In this application, unless expressly stated or limited otherwise, the first feature "on" or "under" the second feature may comprise direct contact of the first and second features, or may comprise contact of the first and second features not directly but through another feature in between. Also, the first feature being "on," "above" and "over" the second feature includes the first feature being directly on and obliquely above the second feature, or merely indicating that the first feature is at a higher level than the second feature. A first feature being "under," "below," and "beneath" a second feature includes the first feature being directly under and obliquely below the second feature, or simply meaning that the first feature is at a lesser elevation than the second feature.

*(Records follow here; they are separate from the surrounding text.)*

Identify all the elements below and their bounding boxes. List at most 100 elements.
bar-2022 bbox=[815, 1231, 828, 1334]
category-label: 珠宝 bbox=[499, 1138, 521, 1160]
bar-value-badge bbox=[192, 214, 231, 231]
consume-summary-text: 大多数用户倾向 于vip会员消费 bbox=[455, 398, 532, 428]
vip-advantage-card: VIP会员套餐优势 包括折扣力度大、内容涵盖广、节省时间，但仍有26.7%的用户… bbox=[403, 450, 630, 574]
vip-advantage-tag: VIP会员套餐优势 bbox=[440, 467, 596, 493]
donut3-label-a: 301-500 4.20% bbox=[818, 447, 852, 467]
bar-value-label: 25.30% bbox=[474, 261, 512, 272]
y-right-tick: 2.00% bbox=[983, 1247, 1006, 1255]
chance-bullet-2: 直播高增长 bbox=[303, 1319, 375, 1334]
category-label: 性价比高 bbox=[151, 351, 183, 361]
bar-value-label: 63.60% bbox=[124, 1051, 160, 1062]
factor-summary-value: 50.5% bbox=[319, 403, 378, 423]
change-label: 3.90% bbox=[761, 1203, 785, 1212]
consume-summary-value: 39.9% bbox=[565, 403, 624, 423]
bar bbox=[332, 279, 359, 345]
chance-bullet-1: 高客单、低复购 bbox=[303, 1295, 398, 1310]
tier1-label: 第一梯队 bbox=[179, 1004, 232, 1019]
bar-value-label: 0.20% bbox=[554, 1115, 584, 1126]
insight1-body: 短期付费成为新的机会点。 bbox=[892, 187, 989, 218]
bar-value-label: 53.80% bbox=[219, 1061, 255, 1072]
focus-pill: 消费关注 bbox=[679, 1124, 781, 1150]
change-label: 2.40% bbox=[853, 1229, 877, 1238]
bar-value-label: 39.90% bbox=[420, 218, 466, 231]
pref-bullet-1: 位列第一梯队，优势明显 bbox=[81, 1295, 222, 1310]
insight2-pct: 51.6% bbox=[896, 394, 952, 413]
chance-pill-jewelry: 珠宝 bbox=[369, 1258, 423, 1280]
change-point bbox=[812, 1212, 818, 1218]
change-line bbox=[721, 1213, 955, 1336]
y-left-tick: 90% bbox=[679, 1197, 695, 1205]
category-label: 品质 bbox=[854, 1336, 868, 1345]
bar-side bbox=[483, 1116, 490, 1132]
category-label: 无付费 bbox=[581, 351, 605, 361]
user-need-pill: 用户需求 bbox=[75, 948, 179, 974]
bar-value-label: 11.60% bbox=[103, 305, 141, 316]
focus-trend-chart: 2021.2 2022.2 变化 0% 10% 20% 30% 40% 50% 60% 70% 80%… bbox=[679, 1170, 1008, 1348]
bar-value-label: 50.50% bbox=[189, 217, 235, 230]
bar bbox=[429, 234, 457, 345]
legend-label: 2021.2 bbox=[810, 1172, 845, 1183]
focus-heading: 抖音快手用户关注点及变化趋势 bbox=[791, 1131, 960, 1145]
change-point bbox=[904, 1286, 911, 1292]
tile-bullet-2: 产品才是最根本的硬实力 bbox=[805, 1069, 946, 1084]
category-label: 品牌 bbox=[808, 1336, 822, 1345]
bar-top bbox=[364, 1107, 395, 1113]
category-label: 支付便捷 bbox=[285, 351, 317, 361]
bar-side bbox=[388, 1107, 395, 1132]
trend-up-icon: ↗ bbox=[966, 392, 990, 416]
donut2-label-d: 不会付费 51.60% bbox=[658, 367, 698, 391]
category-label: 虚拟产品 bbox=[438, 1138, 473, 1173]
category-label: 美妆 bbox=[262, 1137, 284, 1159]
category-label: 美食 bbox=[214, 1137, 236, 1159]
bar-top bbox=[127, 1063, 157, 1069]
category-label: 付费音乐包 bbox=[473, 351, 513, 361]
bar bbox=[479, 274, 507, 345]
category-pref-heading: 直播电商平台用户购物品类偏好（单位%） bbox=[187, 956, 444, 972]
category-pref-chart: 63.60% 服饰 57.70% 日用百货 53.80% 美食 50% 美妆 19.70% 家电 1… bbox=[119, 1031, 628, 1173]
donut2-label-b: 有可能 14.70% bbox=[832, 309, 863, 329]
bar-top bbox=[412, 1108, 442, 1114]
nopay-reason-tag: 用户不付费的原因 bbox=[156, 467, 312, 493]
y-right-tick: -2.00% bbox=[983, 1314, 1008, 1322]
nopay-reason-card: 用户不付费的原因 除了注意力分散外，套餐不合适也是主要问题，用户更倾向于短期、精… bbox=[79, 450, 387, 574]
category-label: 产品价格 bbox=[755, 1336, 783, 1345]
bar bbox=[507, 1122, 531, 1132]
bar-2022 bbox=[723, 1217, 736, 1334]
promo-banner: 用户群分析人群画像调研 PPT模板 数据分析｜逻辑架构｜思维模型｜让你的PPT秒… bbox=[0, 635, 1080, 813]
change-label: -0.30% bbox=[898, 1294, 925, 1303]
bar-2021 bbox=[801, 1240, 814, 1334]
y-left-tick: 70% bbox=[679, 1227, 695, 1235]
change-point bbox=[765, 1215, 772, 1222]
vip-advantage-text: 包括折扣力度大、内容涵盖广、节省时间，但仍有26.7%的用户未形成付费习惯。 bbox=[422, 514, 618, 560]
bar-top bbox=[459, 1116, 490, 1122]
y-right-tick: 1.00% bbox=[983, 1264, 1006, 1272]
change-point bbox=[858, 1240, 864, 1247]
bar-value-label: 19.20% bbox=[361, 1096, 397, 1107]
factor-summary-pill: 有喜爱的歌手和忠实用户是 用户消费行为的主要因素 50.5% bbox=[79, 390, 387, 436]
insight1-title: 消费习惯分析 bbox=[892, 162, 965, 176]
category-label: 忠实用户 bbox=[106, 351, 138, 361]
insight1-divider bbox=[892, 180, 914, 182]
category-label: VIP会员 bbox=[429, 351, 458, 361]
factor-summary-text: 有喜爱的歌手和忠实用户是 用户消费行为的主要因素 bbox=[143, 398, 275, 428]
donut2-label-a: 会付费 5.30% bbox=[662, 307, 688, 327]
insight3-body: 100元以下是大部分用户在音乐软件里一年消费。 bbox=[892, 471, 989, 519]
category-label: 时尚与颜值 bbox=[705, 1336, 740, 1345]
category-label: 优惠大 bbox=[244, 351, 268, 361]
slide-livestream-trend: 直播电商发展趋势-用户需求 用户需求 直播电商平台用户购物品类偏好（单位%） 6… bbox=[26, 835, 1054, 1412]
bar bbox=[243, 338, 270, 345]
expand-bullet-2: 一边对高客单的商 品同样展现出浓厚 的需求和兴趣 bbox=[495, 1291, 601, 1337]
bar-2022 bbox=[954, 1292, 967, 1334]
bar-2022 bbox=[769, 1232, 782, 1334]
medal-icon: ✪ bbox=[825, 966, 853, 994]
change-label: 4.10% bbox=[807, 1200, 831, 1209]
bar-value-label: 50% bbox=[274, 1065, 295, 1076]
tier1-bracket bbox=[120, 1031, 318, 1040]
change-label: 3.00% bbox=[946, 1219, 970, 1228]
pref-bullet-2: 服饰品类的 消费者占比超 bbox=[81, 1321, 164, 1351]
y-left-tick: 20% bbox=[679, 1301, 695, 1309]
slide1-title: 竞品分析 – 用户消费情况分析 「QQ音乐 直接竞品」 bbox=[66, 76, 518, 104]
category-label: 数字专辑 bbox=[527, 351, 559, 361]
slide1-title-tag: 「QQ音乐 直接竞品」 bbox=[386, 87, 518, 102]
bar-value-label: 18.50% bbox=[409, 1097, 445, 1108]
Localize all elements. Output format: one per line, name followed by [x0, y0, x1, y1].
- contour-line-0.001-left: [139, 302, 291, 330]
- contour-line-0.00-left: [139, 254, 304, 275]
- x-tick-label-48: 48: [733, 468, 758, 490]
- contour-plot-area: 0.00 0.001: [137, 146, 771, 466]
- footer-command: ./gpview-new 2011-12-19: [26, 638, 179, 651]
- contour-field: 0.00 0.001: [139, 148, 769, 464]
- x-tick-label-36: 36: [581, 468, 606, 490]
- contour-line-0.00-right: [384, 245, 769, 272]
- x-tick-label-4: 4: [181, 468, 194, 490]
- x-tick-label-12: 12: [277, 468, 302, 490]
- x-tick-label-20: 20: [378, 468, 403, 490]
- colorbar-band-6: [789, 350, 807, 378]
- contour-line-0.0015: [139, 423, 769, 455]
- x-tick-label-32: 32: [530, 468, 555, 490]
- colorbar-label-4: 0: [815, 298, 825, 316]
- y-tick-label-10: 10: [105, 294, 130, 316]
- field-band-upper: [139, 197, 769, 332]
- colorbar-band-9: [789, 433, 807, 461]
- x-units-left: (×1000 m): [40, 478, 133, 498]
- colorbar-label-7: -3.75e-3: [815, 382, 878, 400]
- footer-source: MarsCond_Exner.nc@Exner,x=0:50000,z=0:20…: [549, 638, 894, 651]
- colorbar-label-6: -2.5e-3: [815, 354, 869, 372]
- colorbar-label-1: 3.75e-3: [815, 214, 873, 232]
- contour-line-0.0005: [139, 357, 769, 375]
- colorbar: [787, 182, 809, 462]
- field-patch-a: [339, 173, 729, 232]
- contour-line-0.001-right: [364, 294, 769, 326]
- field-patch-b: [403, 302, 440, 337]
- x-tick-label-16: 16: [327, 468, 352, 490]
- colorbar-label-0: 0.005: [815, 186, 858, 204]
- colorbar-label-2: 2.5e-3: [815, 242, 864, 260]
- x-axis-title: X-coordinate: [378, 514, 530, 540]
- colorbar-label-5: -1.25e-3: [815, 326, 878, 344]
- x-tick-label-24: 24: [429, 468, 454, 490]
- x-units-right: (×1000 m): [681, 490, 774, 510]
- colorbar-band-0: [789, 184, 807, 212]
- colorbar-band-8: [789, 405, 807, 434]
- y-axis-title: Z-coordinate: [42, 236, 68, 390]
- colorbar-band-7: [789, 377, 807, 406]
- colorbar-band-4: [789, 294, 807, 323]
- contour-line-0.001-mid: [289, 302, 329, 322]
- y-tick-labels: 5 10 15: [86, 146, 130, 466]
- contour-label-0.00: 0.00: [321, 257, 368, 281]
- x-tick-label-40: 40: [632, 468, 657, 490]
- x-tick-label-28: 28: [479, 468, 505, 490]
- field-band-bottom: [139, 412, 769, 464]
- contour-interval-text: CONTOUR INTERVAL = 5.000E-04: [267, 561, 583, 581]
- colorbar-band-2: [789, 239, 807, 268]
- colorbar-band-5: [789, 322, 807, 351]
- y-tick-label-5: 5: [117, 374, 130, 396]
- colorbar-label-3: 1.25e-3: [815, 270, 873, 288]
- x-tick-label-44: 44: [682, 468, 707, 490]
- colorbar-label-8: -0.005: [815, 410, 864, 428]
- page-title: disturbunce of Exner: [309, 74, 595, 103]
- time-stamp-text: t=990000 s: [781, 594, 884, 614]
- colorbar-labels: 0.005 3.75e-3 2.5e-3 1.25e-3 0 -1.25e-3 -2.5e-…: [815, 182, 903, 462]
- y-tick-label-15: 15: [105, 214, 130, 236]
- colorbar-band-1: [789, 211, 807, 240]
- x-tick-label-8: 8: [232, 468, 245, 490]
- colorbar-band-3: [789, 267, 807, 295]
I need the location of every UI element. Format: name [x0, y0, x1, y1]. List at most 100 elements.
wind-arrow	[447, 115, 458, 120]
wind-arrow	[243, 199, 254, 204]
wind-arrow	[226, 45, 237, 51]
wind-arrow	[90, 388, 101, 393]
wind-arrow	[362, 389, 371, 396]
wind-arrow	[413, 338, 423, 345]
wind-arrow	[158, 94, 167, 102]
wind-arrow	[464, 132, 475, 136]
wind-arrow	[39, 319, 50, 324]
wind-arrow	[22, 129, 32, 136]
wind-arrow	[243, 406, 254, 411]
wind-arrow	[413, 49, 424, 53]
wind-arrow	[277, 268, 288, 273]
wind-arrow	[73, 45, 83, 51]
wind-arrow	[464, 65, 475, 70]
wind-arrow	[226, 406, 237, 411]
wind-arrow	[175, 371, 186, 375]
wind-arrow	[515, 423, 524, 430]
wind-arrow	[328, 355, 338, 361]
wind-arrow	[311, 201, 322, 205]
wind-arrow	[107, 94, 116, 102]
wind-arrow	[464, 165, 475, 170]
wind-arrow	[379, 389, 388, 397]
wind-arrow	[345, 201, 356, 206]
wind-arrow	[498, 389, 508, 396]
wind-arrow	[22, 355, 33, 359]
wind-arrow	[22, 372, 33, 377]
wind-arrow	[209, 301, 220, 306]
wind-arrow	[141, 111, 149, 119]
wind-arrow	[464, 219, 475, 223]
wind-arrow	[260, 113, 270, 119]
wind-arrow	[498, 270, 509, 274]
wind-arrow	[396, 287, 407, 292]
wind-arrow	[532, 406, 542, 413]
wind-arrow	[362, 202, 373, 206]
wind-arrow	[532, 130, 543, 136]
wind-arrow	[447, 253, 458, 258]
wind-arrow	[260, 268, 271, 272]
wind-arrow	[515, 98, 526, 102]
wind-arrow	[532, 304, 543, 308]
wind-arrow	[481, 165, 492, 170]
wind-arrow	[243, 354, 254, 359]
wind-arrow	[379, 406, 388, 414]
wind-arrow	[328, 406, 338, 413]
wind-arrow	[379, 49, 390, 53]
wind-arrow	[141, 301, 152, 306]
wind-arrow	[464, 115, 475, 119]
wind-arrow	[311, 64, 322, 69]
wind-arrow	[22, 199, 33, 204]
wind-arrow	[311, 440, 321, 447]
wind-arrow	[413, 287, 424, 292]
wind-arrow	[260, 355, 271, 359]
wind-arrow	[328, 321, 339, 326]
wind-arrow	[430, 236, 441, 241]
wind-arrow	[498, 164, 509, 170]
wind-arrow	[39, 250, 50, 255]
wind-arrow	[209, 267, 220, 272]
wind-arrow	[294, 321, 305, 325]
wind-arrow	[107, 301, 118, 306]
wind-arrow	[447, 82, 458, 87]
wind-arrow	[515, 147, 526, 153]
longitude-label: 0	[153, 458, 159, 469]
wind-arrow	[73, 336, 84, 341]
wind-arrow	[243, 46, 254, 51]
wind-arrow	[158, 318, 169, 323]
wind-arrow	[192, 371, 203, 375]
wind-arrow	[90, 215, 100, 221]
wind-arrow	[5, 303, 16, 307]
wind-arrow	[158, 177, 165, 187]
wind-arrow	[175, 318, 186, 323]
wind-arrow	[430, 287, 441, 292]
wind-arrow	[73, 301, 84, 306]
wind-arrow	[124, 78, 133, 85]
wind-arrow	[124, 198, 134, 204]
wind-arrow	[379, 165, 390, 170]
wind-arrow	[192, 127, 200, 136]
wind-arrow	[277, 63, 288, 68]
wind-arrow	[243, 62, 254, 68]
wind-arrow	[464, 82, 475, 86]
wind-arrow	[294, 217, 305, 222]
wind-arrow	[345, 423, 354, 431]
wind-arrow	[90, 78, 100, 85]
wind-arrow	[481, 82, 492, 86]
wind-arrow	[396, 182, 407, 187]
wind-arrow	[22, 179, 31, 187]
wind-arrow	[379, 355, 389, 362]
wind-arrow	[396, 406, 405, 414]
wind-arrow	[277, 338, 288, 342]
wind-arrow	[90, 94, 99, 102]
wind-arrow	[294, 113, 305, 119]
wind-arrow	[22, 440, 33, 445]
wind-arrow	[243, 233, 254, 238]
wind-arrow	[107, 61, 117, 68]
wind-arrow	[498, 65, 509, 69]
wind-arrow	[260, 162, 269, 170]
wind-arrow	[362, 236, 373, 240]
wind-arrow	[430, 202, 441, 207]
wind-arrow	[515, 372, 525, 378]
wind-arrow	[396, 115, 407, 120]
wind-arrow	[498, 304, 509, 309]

The above disclosure provides many different embodiments or examples for implementing different structures of the application. The components and arrangements of specific examples are described above to simplify the present disclosure. Of course, they are merely examples and are not intended to limit the present application. Moreover, the present application may repeat reference numerals and/or letters in the various examples, such repetition is for the purpose of simplicity and clarity and does not in itself dictate a relationship between the various embodiments and/or configurations discussed. In addition, examples of various specific processes and materials are provided herein, but one of ordinary skill in the art may recognize applications of other processes and/or use of other materials.

In the description herein, references to the description of the terms "one embodiment," "some embodiments," "an illustrative embodiment," "an example," "a specific example," or "some examples" or the like mean that a particular feature, structure, material, or characteristic described in connection with the embodiment or example is included in at least one embodiment or example of the present application. In this specification, schematic representations of the above terms do not necessarily refer to the same embodiment or example. Furthermore, the particular features, structures, materials, or characteristics described may be combined in any suitable manner in any one or more embodiments or examples.

While embodiments of the present application have been shown and described, it will be understood by those of ordinary skill in the art that: numerous changes, modifications, substitutions and alterations can be made to the embodiments without departing from the principles and spirit of the application, the scope of which is defined by the claims and their equivalents.